Learning about publishing
How does this even work?
I started writing again this year - really writing, for the first time in decades.
So far I’ve written a novella, a couple of creative nonfiction pieces, and a handful of flash fiction pieces. Learning more about traditional publishing has been a journey.
I’m coming at it with more strategy than a younger me would have: doing research before I submit, being laser focused on editorial fit, targeting a mix of realistic and long-shot outlets to hedge. I’ve got spreadsheets and dashboards to track things. It’s very nerdy.
The robot has been moderately useful here - surfacing presses and magazines I wouldn’t have found, but it’s terrible at gauging fit and quality. When you do find somewhere that looks like a good fit, you often discover that submissions are closed until next year, or they’re actually out of business, or you were wrong and they are, in fact, a terrible fit.

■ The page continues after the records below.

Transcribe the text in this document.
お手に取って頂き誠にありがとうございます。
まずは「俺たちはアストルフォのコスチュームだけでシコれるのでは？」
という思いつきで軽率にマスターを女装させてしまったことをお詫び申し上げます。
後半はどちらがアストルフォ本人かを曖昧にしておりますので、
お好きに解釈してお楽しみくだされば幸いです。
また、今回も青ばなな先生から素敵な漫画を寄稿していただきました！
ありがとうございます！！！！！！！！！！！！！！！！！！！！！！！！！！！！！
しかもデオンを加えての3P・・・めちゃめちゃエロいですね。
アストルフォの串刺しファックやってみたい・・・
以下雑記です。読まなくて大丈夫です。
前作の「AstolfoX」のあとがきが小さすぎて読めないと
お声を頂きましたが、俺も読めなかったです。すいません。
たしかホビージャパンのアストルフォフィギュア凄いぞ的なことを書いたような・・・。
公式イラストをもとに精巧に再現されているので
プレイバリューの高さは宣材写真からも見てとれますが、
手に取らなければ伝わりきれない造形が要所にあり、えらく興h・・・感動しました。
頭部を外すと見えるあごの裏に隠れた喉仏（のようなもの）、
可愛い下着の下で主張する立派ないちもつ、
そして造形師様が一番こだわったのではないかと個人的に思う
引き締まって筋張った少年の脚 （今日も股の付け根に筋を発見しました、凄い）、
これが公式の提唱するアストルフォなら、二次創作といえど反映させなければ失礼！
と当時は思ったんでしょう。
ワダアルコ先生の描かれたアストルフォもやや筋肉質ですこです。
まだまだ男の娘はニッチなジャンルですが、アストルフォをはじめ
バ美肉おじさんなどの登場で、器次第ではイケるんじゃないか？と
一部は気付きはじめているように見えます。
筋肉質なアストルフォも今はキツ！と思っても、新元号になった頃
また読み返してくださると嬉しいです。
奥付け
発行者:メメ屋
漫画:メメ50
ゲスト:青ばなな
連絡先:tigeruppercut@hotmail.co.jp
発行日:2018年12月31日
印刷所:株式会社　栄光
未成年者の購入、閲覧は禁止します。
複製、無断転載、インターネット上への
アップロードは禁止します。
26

A few things I’ve learned:
- Agents generally don’t care about novellas, but there are presses that publish novellas and only accept submissions via agent. ¯\_(ツ)_/¯
- The Big 5 also don’t care about novellas and I get it. Paying $17 for a paperback copy of We the Animals is a tough pill to swallow considering how thin it looks on the shelf.
- Chapbooks exist, but no one cares about them except the people who write them.
- Contests are weirdly legit compared to other industries (with caveats).
- Flash is a dopamine trap: fast feedback, likely publication, low traction. It’s good for practicing compression though.
- Modern literary fiction (which I’ve been reading more of) seems to be 90% navel-gazey MFA nonsense written to impress other people with MFAs. Clever for the sake of clever is not a quality I envy.
- Tools like Duotrope are kind of neat.
There’s a lot of domain knowledge to absorb which I mostly enjoy. And I’m getting better as a writer and pushing myself along the way.
I just started submitting things in July and haven’t had any accepts yet, but have shortlisted at a couple of places, like Orion’s Belt. That at least feels nice (oooh, shiny!) and is a signal I’m on the right track.